“O grande passeio”, Clarice Lispector

Por Victória Rodrigues

Editora Rocco: Agosto, 1998

A homenagem à ilustre escritora Clarice Lispector foi realizada pela editora “Rocco” em 1998 e reúne uma coletânea de alguns contos da autora. “Felicidade Clandestina” (1998), inclui o conto mais famoso de Clarice, “Felicidade Clandestina”, que intitula o livro, além de diversas outras histórias. Uma delas, “O grande passeio”. 

O conto retrata a trajetória de uma senhora, conhecida por “Mocinha”, que vive na casa dos outros, de favor. Apesar de ser uma senhora disposta, é humilde e bastante simpática, mas sofre maus tratos pelas pessoas com quem convive de forma sutilmente mascarada, já que Mocinha é boazinha demais para sentir tamanha indiferença. Por não ser bem-vinda na casa em que vivia, Mocinha é levada para outro lugar, passada adiante como um objeto que não possui valor, ou já expediu seu valor. Sem se dar conta da tentativa de se livrarem da responsabilidade de cuidar dela, Mocinha vê uma oportunidade de mudança, mesmo sem voz para ditar a viagem.

O tratamento de despejo à senhora é bastante marcado por essa falta de percepção da própria Mocinha. Apesar da personagem sentir certo desconforto, não existe uma ciência do que de fato está acontecendo, e se existe, a Mocinha não se importa. Ela é levada por diversas situações, como um fantoche, como uma criança que não tem com quem ficar e alguém precisa se responsabilizar. Isso em torno de uma situação bastante delicada: a senhora luta para relembrar seu passado. Como se sofresse de Alzheimer ou demência, a Mocinha tenta, com todas as suas forças, resgatar seu passado em meio às suas memórias. E é quando ela consegue, que enfim descansa. 

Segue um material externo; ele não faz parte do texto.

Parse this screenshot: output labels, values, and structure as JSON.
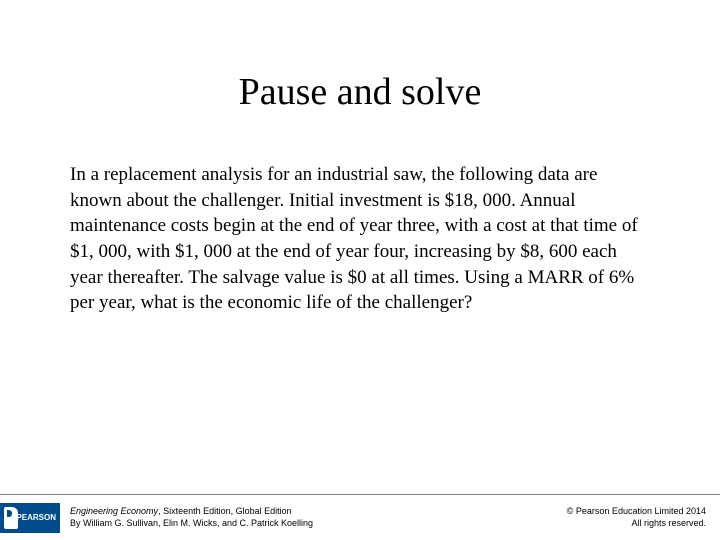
{
  "title": "Pause and solve",
  "body": "In a replacement analysis for an industrial saw, the following data are known about the challenger.  Initial investment is $18, 000.  Annual maintenance costs begin at the end of year three, with a cost at that time of $1, 000, with $1, 000 at the end of year four, increasing by $8, 600 each year thereafter.  The salvage value is $0 at all times.  Using a MARR of 6% per year, what is the economic life of the challenger?",
  "footer": {
    "logo_text": "PEARSON",
    "book_title": "Engineering Economy",
    "edition": ", Sixteenth Edition, Global Edition",
    "authors": "By William G. Sullivan, Elin M. Wicks, and C. Patrick Koelling",
    "copyright_line1": "© Pearson Education Limited 2014",
    "copyright_line2": "All rights reserved."
  },
  "colors": {
    "background": "#ffffff",
    "text": "#000000",
    "footer_border": "#808080",
    "logo_bg": "#004b8d",
    "logo_text": "#ffffff"
  },
  "typography": {
    "title_fontsize": 38,
    "body_fontsize": 19,
    "footer_fontsize": 9,
    "title_font": "Times New Roman",
    "body_font": "Times New Roman",
    "footer_font": "Arial"
  }
}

O conto, além de apontar para os maus tratos à idosa realizados pelos mais jovens, também contém uma característica de Clarice em suas obras, como “A Hora da Estrela”, a migração de cidadãos do nordeste para a capital do Rio de Janeiro. Essa mudança social, em meio à velhice e inocência, são os elementos principais do conto. Mocinha, uma senhora migrante do Rio de Janeiro quando jovem, não conhece a cidade, não a visita, sequer passeia, por isso a desculpa de tirá-la da casa desperta na ingênua senhora uma grande empolgação. 

“Saciada, espantada, continuou a passear com os olhos mais abertos, em atenção às voltas violentas que a água pesada dava no estômago, acordando pequenos reflexos pelo resto do corpo com luzes” (Lispector, 1998, p. 37)

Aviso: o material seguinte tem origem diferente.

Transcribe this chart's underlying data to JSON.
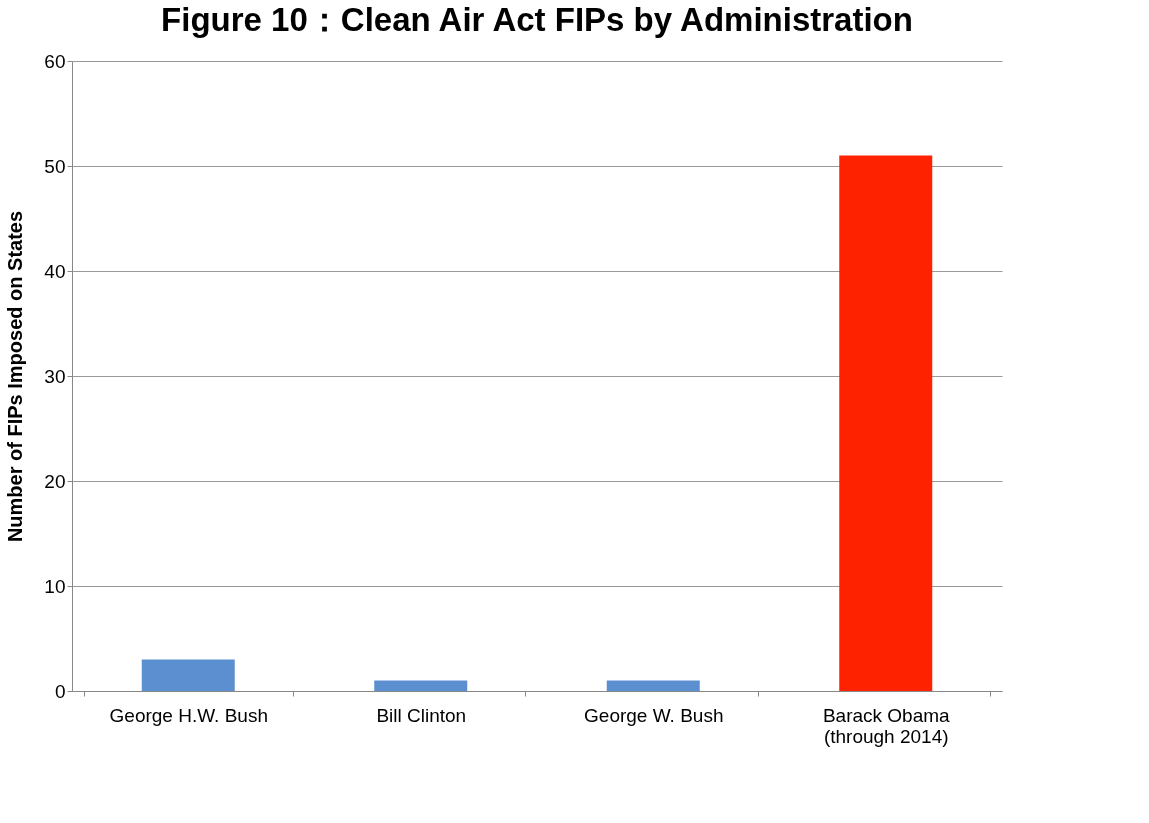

O misto de real que atiça os sentidos emergem a mente do leitor, é uma despedida. Contaminada pela apreciação, a liberdade, a liberdade de alguém foi realidade. Mocinha se sente livre, relembra sua história e deixa de se tornar um ‘peso’ na vida de pessoas que não a valorizam. Lispector torna “O grande passeio” uma aventura em torno de uma realidade pouco vista e bastante cruel às mulheres mais velhas que não possuem suporte familiar. Torna a realidade uma revolta que perdura: o desprezo alheio. É um conto triste, um conto de uma idosa sem familiares, ignorada e descartada, é um conto de uma mulher real, que vive uma realidade paralela em busca de lembranças, de respostas ao seu eu, é um conto necessário. 

LISPECTOR, Clarice. “O grande passeio” In: “Felicidade clandestina: contos”. Rio de Janeiro: Editora Rocco, 1998. pág. 29-38. 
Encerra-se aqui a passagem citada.